自分を無にして
フィリピの信徒への手紙2章1~11節
主題聖句 「すべての舌が、『イエス・キリストは主である』と公に宣べて、父である神をたたえるのです。」 フィリピの信徒への手紙2章11節
2章は、分かりやすい順序を考えて書かれています。1~2節はフィリピの教会が到達すべき最終目標です。スポーツなら「優勝」とか「オリンピック出場」みたいなものです。そのために個々がなすべきトレーニングの内容が3~5節です。ですから、ここだけを取り上げてもメッセージができるところです。しかし、わたしたちはここを読んでその通りだと思っても、果たしてそれをすぐに実行できるでしょうか。
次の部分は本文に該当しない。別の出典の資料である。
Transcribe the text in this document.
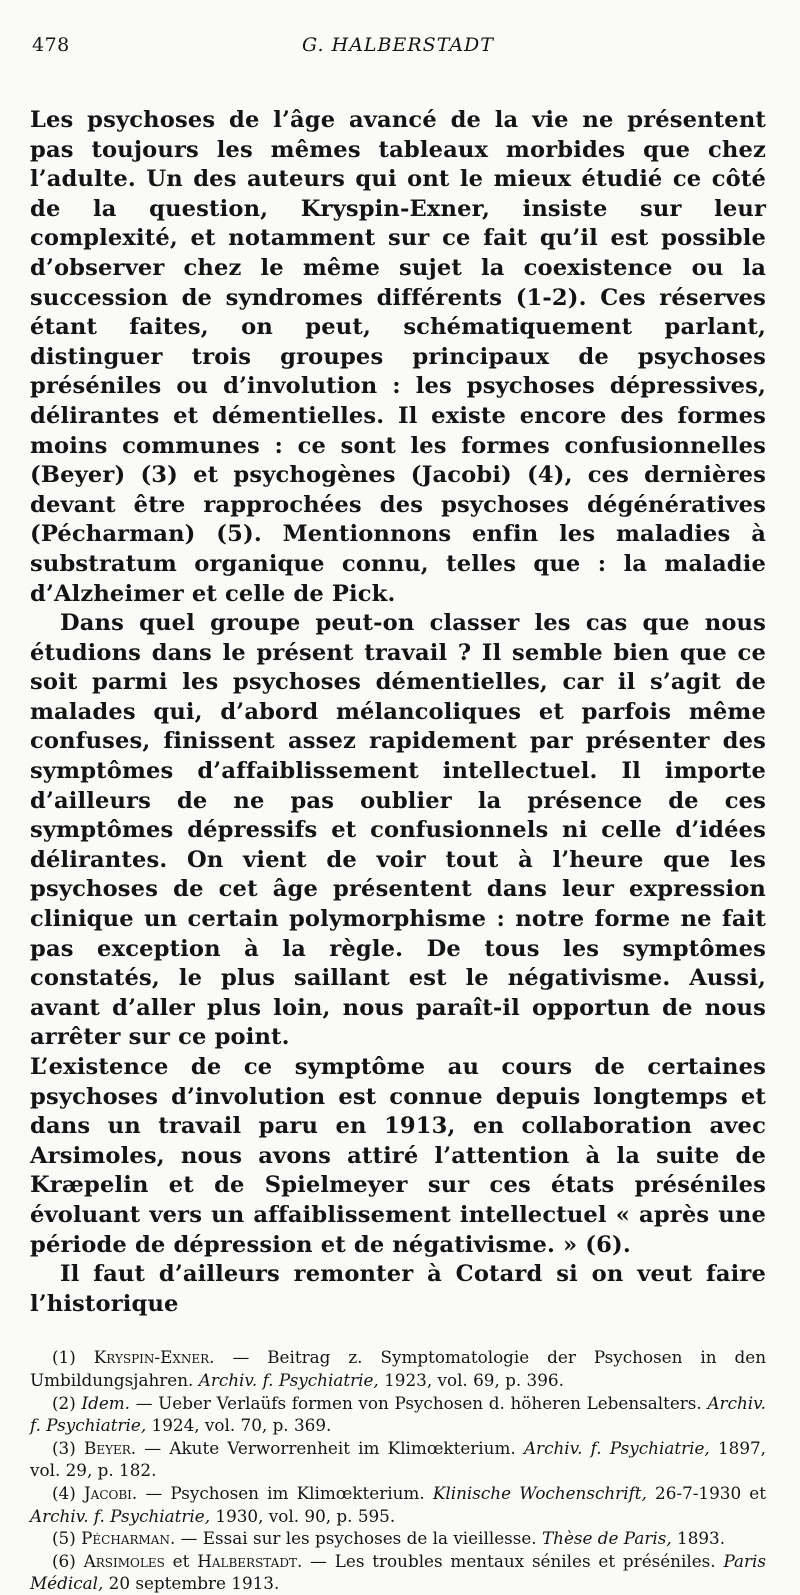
478	G. HALBERSTADT

Les psychoses de l’âge avancé de la vie ne présentent pas toujours les mêmes tableaux morbides que chez l’adulte. Un des auteurs qui ont le mieux étudié ce côté de la question, Kryspin-Exner, insiste sur leur complexité, et notamment sur ce fait qu’il est possible d’observer chez le même sujet la coexistence ou la succession de syndromes différents (1-2). Ces réserves étant faites, on peut, schématiquement parlant, distinguer trois groupes principaux de psychoses préséniles ou d’involution : les psychoses dépressives, délirantes et démentielles. Il existe encore des formes moins communes : ce sont les formes confusionnelles (Beyer) (3) et psychogènes (Jacobi) (4), ces dernières devant être rapprochées des psychoses dégénératives (Pécharman) (5). Mentionnons enfin les maladies à substratum organique connu, telles que : la maladie d’Alzheimer et celle de Pick.

Dans quel groupe peut-on classer les cas que nous étudions dans le présent travail ? Il semble bien que ce soit parmi les psychoses démentielles, car il s’agit de malades qui, d’abord mélancoliques et parfois même confuses, finissent assez rapidement par présenter des symptômes d’affaiblissement intellectuel. Il importe d’ailleurs de ne pas oublier la présence de ces symptômes dépressifs et confusionnels ni celle d’idées délirantes. On vient de voir tout à l’heure que les psychoses de cet âge présentent dans leur expression clinique un certain polymorphisme : notre forme ne fait pas exception à la règle. De tous les symptômes constatés, le plus saillant est le négativisme. Aussi, avant d’aller plus loin, nous paraît-il opportun de nous arrêter sur ce point.

L’existence de ce symptôme au cours de certaines psychoses d’involution est connue depuis longtemps et dans un travail paru en 1913, en collaboration avec Arsimoles, nous avons attiré l’attention à la suite de Kræpelin et de Spielmeyer sur ces états préséniles évoluant vers un affaiblissement intellectuel « après une période de dépression et de négativisme. » (6).

Il faut d’ailleurs remonter à Cotard si on veut faire l’historique

(1) Kryspin-Exner. — Beitrag z. Symptomatologie der Psychosen in den Umbildungsjahren. Archiv. f. Psychiatrie, 1923, vol. 69, p. 396.

(2) Idem. — Ueber Verlaüfs formen von Psychosen d. höheren Lebensalters. Archiv. f. Psychiatrie, 1924, vol. 70, p. 369.

(3) Beyer. — Akute Verworrenheit im Klimœkterium. Archiv. f. Psychiatrie, 1897, vol. 29, p. 182.

(4) Jacobi. — Psychosen im Klimœkterium. Klinische Wochenschrift, 26-7-1930 et Archiv. f. Psychiatrie, 1930, vol. 90, p. 595.

(5) Pécharman. — Essai sur les psychoses de la vieillesse. Thèse de Paris, 1893.

(6) Arsimoles et Halberstadt. — Les troubles mentaux séniles et préséniles. Paris Médical, 20 septembre 1913.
それで、5節の後半から8節までは、「必ず目標を達成できる」と根拠を証します。目標は良いとして、個々の向上を目指して励むとして、本当にそれで良いのか、できるのか、という不安に応える証です。
このために、イエス様が「自分を無にして」くださいました。2節「心を合わせ、思いを一つに」するためには、ぜひとも「自分を無にする」ことが必要です。しかし、自分の小ささ貧しさをわかっているつもりでも、明け渡すことは難しい、わたしたちの自我は大きく強いのです。「わたし」という革袋には、今まで生きて来たなかでの様々なものが蓄えられていて、それを空にして神様からいただくものを満たせば良いのですが、そちらの方が良いとわかっていても、自分が貯めて来たものを、良くも悪くも手放したくないものです。そういう人間の姿を理解しその上で神様に明け渡すことを教えるために、イエス様は人間の姿を取って世に来てくださいました。
ここには大きなパラドクスがあります。神でなければ人を救えない。人は自分の力で自分を救うことができません。でも神様のご計画は、神の力を捨てて人となり、惨めな貧しい生涯をおくったイエス様の十字架によって、救いを成就するということでした。イエス様はそのご計画を全く信頼し、従順に務めを果たされました。その結果、「イエス・キリストは主である」とすべての舌が宣べる希望を持てることになりました。イエス様は、わたしたちの救いのためにご自分を無にしてくださいました。どうお応えしましょう?